Couple of months ago I started building a mini project called ToolDeck. It's basically a launchpad for little tools developers and designers use. As its backbone; it uses Next.js for frontend, and Apollo Server for backend. MongoDB was also my choice of storing data. On top of that, everything is written in TypeScript, and I used SASS with modules for styling. I also made a mistake of using React Spring for some animations. I'll get to that in a bit... Now it's time for me to dive into the clusterfuck I created. Let's get started!
I like the routing API of Next.js, and I certainly don't like creating a webpack project with bunch of external packages like SASS and TypeScript. Since it handles all of that, I'm happy with my decision. I made sure to waste all the time it saved me on other parts of the project with completely unnecessary details.
I used SASS with a header file that contains all the variables like colors, paddings, etc. And since I hate naming classes, I used it with modules. It's very easy to get SASS modules running in Next.js.
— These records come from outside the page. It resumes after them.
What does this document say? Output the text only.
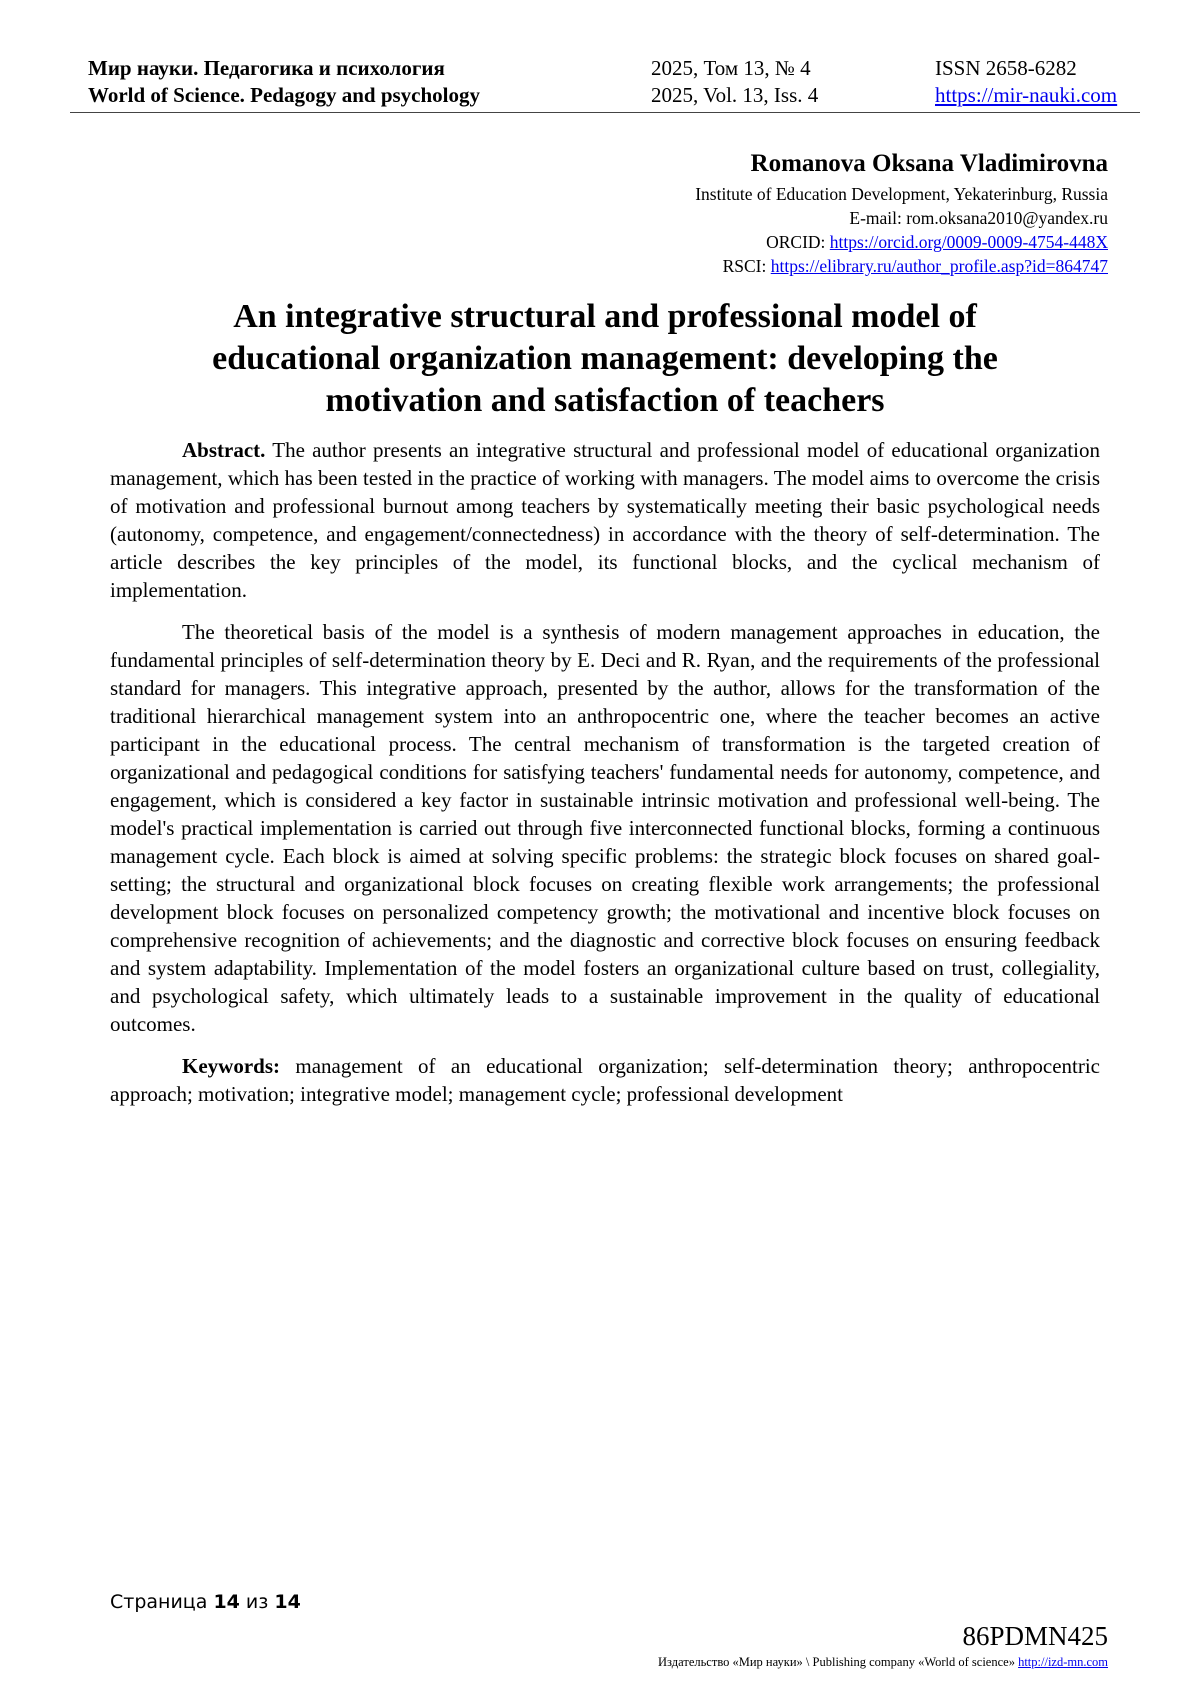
Мир науки. Педагогика и психология	2025, Том 13, № 4	ISSN 2658-6282
World of Science. Pedagogy and psychology	2025, Vol. 13, Iss. 4	https://mir-nauki.com
Romanova Oksana Vladimirovna
Institute of Education Development, Yekaterinburg, Russia
E-mail: rom.oksana2010@yandex.ru
ORCID: https://orcid.org/0009-0009-4754-448X
RSCI: https://elibrary.ru/author_profile.asp?id=864747
An integrative structural and professional model of
educational organization management: developing the
motivation and satisfaction of teachers

Abstract. The author presents an integrative structural and professional model of educational organization management, which has been tested in the practice of working with managers. The model aims to overcome the crisis of motivation and professional burnout among teachers by systematically meeting their basic psychological needs (autonomy, competence, and engagement/connectedness) in accordance with the theory of self-determination. The article describes the key principles of the model, its functional blocks, and the cyclical mechanism of implementation.

The theoretical basis of the model is a synthesis of modern management approaches in education, the fundamental principles of self-determination theory by E. Deci and R. Ryan, and the requirements of the professional standard for managers. This integrative approach, presented by the author, allows for the transformation of the traditional hierarchical management system into an anthropocentric one, where the teacher becomes an active participant in the educational process. The central mechanism of transformation is the targeted creation of organizational and pedagogical conditions for satisfying teachers' fundamental needs for autonomy, competence, and engagement, which is considered a key factor in sustainable intrinsic motivation and professional well-being. The model's practical implementation is carried out through five interconnected functional blocks, forming a continuous management cycle. Each block is aimed at solving specific problems: the strategic block focuses on shared goal-setting; the structural and organizational block focuses on creating flexible work arrangements; the professional development block focuses on personalized competency growth; the motivational and incentive block focuses on comprehensive recognition of achievements; and the diagnostic and corrective block focuses on ensuring feedback and system adaptability. Implementation of the model fosters an organizational culture based on trust, collegiality, and psychological safety, which ultimately leads to a sustainable improvement in the quality of educational outcomes.

Keywords: management of an educational organization; self-determination theory; anthropocentric approach; motivation; integrative model; management cycle; professional development

Страница 14 из 14
86PDMN425
Издательство «Мир науки» \ Publishing company «World of science» http://izd-mn.com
This setup, in my opinion, is a very comfortable way of working with CSS.
Querying your GraphQL requests is effortless with Apollo React Client. It also takes care of most of the caching you'd normally do with Redux or other state management options. However, when it comes to altering that cache, it lacks simplicity. It isn't as easy as React Query's mutation function for instance. If you are aiming for creating an optimistic UI as I do, it'll fire back.
I mentioned I used TypeScript across the project right? Well... This is a day in ToolDeckLand:
1) Write types for mongoose models
2) Write types for resolvers with TypeScript
3) Write types for GraphQL schema
4) Write Apollo Client queries
5) Write types for Apollo Client queries with TypeScript
Yes, I should have used codegen. But this is a small project and it shouldn't have that kind of complexity. Of course I knew this stack would be an overkill for a project in this scale, but I thought it would be fun. Turns out it's not... Writing same queries and same types over and over again takes away all the fun of adding new features. And I always miss something with either query fields or types. It easily becomes another debug adventure.
MongoDB was a good choice for this project. And MongoDB Atlas made it even easier to implement. You might need to do some configurations for Mongoose to work with findById or etc., but I had no serious problems while working with Mongoose.
This project lives here if you're curious: tooldeckhq.com.